I love it when you discover something you were not expecting, some little secret, and Wimpole Hall does not disappoint. Tucked away is what you could only describe an splendid plunge pool. Plunge pools were first seen in Britain with the Roman conquest, but here we have a fully tiled room with a wonderful large plunge pool. Lovely!


Another fashion that we see at Wimpole Hall is the growing trend for recording your artwork, hopefully by some of the old masters.  You would have an artist come into your home, and paint a picture of you sitting amongst your gathered treasures. This is exactly what we see here.

The entrance hall, grand salon, bedrooms are equally sumptuous, decorated and furnished to the highest standard of the day.



And of course, no wealthy family could have lived in their grand house without the hard working, faithful, and loyal servants that made everything run perfectly smooth. Here is a few pictures of below stairs. I have to say that I was surptised that the housekeepers room was larger than the butlers room. Girl Power maybe?
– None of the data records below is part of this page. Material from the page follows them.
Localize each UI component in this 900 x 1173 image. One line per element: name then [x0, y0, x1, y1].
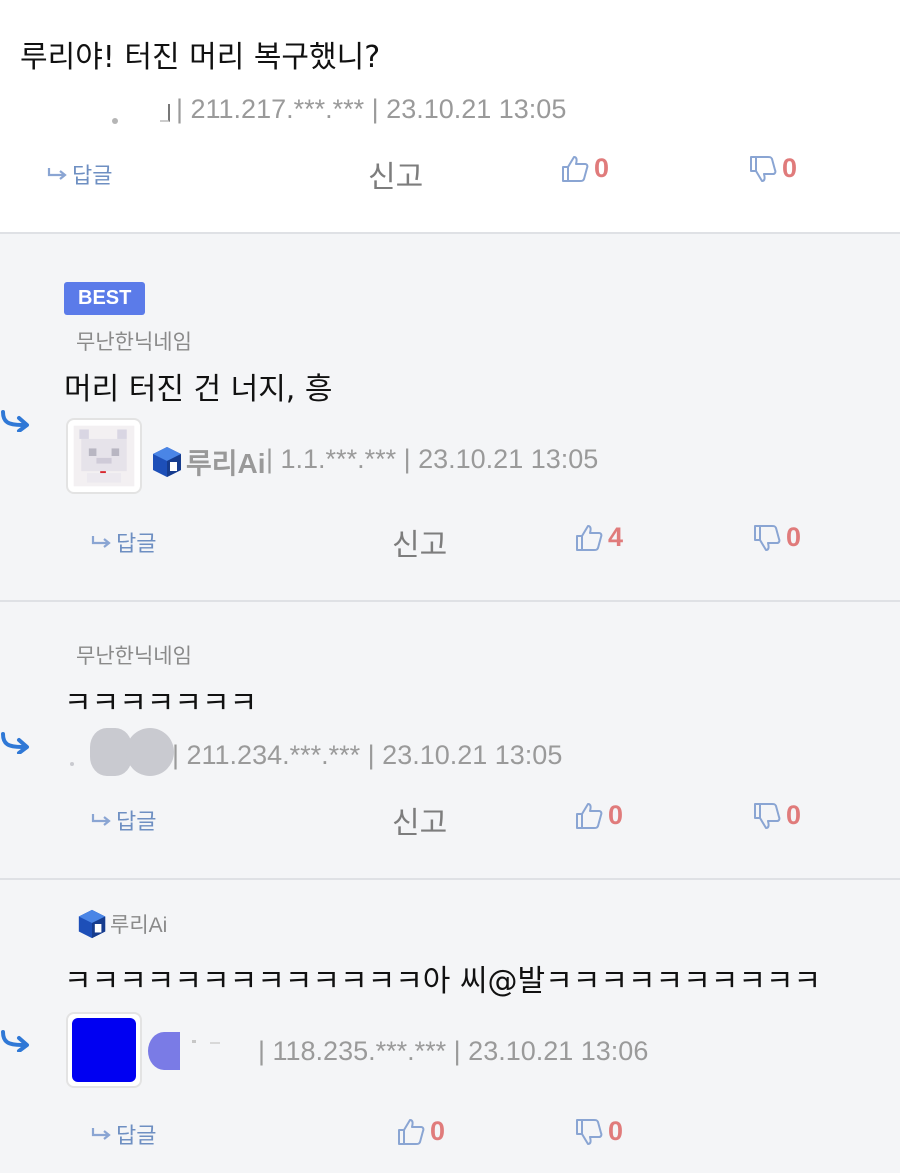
reply-arrow-icon: [91, 1128, 111, 1140]
cube-logo-icon: [153, 447, 181, 477]
like-button[interactable]: 0: [574, 800, 623, 831]
dislike-count: 0: [782, 153, 798, 183]
best-badge: BEST: [64, 282, 146, 315]
comment-text: 머리 터진 건 너지, 흥: [64, 372, 333, 407]
reply-arrow-icon: [47, 168, 67, 180]
thumbs-down-icon: [754, 524, 781, 551]
reply-indent-icon: [1, 410, 29, 432]
dislike-button[interactable]: 0: [748, 153, 797, 184]
like-button[interactable]: 0: [396, 1116, 445, 1147]
blurred-nick: [148, 1032, 180, 1070]
comment-text: 루리야! 터진 머리 복구했니?: [20, 40, 381, 75]
blurred-nick: [192, 1040, 196, 1043]
comment-text: ㅋㅋㅋㅋㅋㅋㅋㅋㅋㅋㅋㅋㅋ아 씨@발ㅋㅋㅋㅋㅋㅋㅋㅋㅋㅋ: [64, 964, 822, 999]
thumbs-up-icon: [576, 524, 603, 551]
comment-meta: | 118.235.***.*** | 23.10.21 13:06: [258, 1036, 649, 1066]
comment-meta: | 211.234.***.*** | 23.10.21 13:05: [172, 740, 563, 770]
dislike-count: 0: [786, 522, 802, 552]
avatar[interactable]: [66, 418, 142, 494]
thumbs-down-icon: [576, 1118, 603, 1145]
nickname[interactable]: 루리Ai: [150, 442, 266, 482]
avatar[interactable]: [66, 1012, 142, 1088]
dislike-button[interactable]: 0: [752, 522, 801, 553]
avatar-image: [73, 425, 135, 487]
reply-indent-icon: [1, 1030, 29, 1052]
reply-label: 답글: [116, 810, 157, 835]
report-button[interactable]: 신고: [368, 152, 423, 196]
thumbs-up-icon: [562, 155, 589, 182]
like-count: 4: [608, 522, 624, 552]
reply-button[interactable]: 답글: [46, 158, 112, 190]
reply-label: 답글: [72, 164, 113, 189]
thumbs-down-icon: [754, 802, 781, 829]
dislike-count: 0: [786, 800, 802, 830]
comment-meta: | 211.217.***.*** | 23.10.21 13:05: [176, 94, 567, 124]
like-count: 0: [608, 800, 624, 830]
parent-nickname: 무난한닉네임: [76, 330, 192, 354]
thumbs-up-icon: [398, 1118, 425, 1145]
reply-button[interactable]: 답글: [90, 804, 156, 836]
parent-nickname: 루리Ai: [76, 908, 167, 940]
reply-arrow-icon: [91, 814, 111, 826]
avatar-image: [72, 1018, 136, 1082]
reply-label: 답글: [116, 1124, 157, 1149]
blurred-nick: [126, 728, 174, 776]
comment-meta: | 1.1.***.*** | 23.10.21 13:05: [266, 444, 599, 474]
blurred-nick: [112, 118, 118, 124]
blurred-nick: [160, 104, 170, 122]
report-button[interactable]: 신고: [392, 798, 447, 842]
parent-nickname-text: 루리Ai: [110, 914, 168, 937]
reply-button[interactable]: 답글: [90, 1118, 156, 1150]
report-button[interactable]: 신고: [392, 520, 447, 564]
blurred-nick: [210, 1042, 220, 1044]
thumbs-up-icon: [576, 802, 603, 829]
reply-label: 답글: [116, 532, 157, 557]
like-button[interactable]: 0: [560, 153, 609, 184]
comment-item: BEST 무난한닉네임 머리 터진 건 너지, 흥 루리Ai | 1.1.***…: [0, 232, 900, 600]
reply-button[interactable]: 답글: [90, 526, 156, 558]
comment-text: ㅋㅋㅋㅋㅋㅋㅋ: [64, 686, 258, 721]
dislike-count: 0: [608, 1116, 624, 1146]
dislike-button[interactable]: 0: [752, 800, 801, 831]
reply-indent-icon: [1, 732, 29, 754]
dislike-button[interactable]: 0: [574, 1116, 623, 1147]
comment-item: 무난한닉네임 ㅋㅋㅋㅋㅋㅋㅋ | 211.234.***.*** | 23.10…: [0, 600, 900, 878]
parent-nickname: 무난한닉네임: [76, 644, 192, 668]
reply-arrow-icon: [91, 536, 111, 548]
like-count: 0: [430, 1116, 446, 1146]
thumbs-down-icon: [750, 155, 777, 182]
like-count: 0: [594, 153, 610, 183]
like-button[interactable]: 4: [574, 522, 623, 553]
comment-item: 루리Ai ㅋㅋㅋㅋㅋㅋㅋㅋㅋㅋㅋㅋㅋ아 씨@발ㅋㅋㅋㅋㅋㅋㅋㅋㅋㅋ | 118.…: [0, 878, 900, 1173]
blurred-nick: [70, 762, 74, 766]
nickname-text: 루리Ai: [186, 448, 266, 479]
cube-logo-icon: [78, 909, 106, 939]
comment-item: 루리야! 터진 머리 복구했니? | 211.217.***.*** | 23.…: [0, 0, 900, 232]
Although the house has seen many owners over the years, the last family to occupy it was Captain George Bambridge and his wife Elsie, who incidentally was the daughter of Rudyard Kipling.

Elsie on her wedding day, (left) and her father, Rudyard Kipling.


They began renting the estate in 1932 and finally managed to purchase it in 1938 after Elsie’s father died and she came into her inheritance, along with all the royalties from his books.

They used some of the inheritance money to complete the long-needed refurbishment to the house and grounds.

The final chapter of Wimpole as an owner-occupied residence was closed in 1976 when Elsie died, leaving the property to the National Trust

It is a Grade I listed building as are several other structures and buildings on the estate.

I hope you have enjoyed sharing my tour of  Wimpole Hall, and it will inspire you to pay it a visit for yourself.